Another unfortunate side-effect is the fact that people with HSP Alzheimer’s Disease suffer at a much earlier age than those with the dominant form of Alzheimer’s Disease and, to make matters worse, their condition worsens faster than those with AD.
It’s data like this that makes is so crucial for us to pursue more efforts into AD research since people with HSP Alzheimer’s aren’t getting the proper treatment early enough or fast enough as those with standard AD. In addition, most are misdiagnosed as frontotemporal dementia as their memories are intact, but they exhibit the behavioral problems above.
What Can Be Done?
Spreading the awareness of this form of Alzheimer’s is crucial as it’s clear that it exists, but not everyone understands that we ought to be looking for it.

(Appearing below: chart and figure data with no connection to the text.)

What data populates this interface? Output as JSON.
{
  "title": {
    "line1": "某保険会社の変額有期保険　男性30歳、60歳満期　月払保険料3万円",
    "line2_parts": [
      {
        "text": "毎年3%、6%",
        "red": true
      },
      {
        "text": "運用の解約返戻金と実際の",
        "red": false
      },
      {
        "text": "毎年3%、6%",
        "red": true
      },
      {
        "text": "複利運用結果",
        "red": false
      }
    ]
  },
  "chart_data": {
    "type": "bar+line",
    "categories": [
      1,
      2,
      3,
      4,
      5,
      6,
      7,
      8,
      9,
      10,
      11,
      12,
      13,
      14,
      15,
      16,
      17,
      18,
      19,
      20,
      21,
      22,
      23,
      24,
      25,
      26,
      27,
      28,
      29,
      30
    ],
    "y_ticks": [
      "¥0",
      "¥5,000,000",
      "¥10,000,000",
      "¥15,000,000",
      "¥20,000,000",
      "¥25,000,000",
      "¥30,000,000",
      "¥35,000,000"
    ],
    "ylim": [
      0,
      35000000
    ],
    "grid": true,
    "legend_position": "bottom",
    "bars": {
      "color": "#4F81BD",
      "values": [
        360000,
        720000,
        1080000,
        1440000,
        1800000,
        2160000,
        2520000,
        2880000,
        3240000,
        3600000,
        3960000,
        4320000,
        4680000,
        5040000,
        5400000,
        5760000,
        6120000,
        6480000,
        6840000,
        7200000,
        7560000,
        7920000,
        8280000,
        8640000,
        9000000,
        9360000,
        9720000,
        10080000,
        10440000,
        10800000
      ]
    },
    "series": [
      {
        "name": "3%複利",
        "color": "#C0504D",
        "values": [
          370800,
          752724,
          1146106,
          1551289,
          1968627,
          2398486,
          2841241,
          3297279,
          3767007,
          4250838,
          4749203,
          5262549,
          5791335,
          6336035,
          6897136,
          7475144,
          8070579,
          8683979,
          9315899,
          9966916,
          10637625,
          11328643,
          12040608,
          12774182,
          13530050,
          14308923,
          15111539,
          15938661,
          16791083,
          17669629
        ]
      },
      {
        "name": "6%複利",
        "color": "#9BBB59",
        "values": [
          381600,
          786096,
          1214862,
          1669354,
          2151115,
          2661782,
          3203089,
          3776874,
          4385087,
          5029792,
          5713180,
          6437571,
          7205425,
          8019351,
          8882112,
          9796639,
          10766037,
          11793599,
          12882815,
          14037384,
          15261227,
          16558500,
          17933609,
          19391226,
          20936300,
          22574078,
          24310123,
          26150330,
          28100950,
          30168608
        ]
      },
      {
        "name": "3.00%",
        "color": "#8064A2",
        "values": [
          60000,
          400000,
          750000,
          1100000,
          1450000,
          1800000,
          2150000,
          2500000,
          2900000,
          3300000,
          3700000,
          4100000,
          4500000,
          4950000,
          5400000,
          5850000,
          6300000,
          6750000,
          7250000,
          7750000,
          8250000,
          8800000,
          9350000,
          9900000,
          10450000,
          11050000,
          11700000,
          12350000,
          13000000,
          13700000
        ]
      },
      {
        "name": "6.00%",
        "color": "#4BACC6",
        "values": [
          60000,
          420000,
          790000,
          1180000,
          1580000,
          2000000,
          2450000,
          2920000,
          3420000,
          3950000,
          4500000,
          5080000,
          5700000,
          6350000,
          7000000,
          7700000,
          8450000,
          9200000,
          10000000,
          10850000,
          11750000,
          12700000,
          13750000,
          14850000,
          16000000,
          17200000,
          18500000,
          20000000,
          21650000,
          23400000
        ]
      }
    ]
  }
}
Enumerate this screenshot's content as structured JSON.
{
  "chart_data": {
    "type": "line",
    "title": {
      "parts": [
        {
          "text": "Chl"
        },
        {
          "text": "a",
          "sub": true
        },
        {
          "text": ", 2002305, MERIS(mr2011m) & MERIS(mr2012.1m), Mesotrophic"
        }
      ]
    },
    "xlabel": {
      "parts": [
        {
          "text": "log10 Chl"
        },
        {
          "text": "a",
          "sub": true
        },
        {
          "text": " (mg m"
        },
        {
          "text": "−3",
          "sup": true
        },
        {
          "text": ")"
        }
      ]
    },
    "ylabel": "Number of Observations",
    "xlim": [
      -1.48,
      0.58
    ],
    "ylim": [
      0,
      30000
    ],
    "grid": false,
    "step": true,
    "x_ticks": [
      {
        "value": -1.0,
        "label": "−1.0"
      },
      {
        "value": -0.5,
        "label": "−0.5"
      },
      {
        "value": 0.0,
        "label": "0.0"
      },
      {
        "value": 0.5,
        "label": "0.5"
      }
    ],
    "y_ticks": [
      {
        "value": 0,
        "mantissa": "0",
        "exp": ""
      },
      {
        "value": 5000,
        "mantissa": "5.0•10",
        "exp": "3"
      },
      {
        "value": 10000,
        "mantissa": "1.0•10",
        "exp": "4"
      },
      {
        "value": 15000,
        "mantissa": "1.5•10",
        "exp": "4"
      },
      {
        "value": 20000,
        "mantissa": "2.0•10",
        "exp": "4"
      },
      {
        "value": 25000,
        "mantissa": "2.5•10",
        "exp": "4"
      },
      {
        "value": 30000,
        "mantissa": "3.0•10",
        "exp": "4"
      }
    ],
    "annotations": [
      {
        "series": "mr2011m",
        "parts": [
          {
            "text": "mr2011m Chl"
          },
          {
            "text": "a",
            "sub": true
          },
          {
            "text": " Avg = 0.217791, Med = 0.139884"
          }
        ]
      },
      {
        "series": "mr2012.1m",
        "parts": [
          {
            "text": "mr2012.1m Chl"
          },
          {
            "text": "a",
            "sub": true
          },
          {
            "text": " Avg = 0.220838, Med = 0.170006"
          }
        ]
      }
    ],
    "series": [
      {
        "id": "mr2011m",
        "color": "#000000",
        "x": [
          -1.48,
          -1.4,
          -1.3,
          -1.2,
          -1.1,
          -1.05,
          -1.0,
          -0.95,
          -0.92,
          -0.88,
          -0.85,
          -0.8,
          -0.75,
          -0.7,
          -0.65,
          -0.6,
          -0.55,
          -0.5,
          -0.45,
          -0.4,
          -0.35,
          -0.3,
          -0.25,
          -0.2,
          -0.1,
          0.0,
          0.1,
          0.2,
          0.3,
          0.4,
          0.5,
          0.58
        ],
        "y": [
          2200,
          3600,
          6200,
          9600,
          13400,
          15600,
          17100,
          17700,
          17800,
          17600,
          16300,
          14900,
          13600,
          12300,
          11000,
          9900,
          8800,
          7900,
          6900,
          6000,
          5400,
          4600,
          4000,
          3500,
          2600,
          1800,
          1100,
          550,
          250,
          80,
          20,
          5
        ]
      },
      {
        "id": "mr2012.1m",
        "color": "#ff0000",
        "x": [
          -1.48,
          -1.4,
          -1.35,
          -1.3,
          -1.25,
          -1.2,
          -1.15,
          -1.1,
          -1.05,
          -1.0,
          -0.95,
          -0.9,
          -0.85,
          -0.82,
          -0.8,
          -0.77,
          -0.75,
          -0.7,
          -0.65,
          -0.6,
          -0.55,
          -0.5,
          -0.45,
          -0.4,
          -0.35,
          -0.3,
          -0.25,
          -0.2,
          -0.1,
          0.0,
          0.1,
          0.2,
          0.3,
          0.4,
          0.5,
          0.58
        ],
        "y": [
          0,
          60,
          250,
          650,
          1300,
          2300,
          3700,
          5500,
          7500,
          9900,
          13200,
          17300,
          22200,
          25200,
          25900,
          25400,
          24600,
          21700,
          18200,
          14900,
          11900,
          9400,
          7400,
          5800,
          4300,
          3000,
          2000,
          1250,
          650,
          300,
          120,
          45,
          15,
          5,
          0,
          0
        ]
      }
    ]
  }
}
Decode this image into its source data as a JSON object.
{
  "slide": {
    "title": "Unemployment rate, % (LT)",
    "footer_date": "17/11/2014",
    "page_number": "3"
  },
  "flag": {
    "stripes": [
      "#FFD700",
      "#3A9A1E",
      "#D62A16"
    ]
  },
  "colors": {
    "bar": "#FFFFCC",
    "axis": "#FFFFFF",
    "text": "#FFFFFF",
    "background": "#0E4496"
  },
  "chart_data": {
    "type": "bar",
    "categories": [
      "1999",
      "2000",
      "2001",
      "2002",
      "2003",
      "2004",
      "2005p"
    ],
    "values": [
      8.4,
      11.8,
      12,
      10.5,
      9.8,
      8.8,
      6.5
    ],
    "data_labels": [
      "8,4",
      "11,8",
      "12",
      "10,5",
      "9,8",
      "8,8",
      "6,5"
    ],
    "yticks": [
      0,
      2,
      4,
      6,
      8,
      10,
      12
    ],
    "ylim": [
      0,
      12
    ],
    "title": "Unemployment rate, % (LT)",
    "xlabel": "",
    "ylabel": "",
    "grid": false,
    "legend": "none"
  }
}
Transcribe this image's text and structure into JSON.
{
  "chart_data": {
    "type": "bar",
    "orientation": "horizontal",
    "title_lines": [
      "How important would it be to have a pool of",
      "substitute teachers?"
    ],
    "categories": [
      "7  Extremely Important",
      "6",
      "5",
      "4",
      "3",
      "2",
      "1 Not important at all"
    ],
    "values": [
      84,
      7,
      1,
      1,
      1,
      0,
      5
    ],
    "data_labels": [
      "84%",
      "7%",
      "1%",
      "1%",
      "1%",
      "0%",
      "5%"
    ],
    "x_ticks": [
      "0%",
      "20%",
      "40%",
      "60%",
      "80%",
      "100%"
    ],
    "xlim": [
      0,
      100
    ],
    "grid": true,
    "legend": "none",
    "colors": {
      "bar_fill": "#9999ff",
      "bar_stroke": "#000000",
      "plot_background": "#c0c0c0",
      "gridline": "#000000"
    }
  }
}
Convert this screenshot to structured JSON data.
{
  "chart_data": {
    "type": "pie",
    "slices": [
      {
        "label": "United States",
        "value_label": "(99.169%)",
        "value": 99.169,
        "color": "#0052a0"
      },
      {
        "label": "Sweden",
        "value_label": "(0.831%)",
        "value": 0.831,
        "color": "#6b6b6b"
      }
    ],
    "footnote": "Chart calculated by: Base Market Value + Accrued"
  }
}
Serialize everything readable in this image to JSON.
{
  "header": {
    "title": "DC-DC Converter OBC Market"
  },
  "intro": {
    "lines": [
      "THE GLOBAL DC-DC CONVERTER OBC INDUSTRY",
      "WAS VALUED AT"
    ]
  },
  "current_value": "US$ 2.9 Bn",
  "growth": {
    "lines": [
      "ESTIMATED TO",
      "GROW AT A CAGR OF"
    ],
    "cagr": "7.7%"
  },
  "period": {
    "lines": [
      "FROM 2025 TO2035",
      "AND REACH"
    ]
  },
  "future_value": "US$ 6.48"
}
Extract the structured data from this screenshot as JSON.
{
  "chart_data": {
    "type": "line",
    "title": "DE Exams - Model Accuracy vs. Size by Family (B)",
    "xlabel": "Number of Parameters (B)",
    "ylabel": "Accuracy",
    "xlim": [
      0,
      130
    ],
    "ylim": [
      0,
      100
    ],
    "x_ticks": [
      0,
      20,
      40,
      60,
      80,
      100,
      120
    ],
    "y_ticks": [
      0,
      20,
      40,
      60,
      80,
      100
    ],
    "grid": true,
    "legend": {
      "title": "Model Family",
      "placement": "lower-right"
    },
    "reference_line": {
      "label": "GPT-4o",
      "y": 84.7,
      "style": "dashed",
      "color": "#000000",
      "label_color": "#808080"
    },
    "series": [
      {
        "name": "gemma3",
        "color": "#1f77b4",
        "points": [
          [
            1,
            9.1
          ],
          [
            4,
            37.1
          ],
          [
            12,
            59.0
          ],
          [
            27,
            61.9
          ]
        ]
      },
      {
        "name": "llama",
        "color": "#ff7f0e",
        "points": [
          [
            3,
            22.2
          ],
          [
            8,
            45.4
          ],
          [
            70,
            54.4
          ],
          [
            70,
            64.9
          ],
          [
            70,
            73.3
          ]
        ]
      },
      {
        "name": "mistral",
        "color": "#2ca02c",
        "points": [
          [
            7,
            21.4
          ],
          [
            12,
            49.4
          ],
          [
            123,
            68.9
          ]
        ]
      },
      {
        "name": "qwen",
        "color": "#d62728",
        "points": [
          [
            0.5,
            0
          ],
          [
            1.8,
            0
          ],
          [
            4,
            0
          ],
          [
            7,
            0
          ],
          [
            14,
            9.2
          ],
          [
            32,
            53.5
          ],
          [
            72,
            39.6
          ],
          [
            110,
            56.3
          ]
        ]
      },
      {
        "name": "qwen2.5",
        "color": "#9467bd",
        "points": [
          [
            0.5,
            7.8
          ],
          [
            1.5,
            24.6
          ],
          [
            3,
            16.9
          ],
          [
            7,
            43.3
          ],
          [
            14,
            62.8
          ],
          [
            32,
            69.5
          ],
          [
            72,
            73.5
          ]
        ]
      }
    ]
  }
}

The study was conducted with a group of 1800 seniors diagnosed with AD and 11% had these distinctly different problems. As memory loss is usually the main indicator for diagnosing Alzheimer’s (and other forms of dementia), the fact that this form spares the long-term memory means that the current available ad medication will work in HSP’s favor!
Dr. Melissa Murray, assistant professor of neuroscience at Mayo Clinic (Florida), stated that the current drugs prescribed to those suffering AD would benefit people with HSP Alzheimer’s even more.
The current challenge is that people start suffering earlier (late 50s) and the symptoms worsen quicker.
While many doctors are heeding this research, if your elderly parent is showing symptoms but is diagnosed with frontotemporal dementia or Alzheimer’s Disease, definitely bring Hippocampal Sparing Alzheimer’s Disease (HSP) up. It could greatly help your elder’s condition.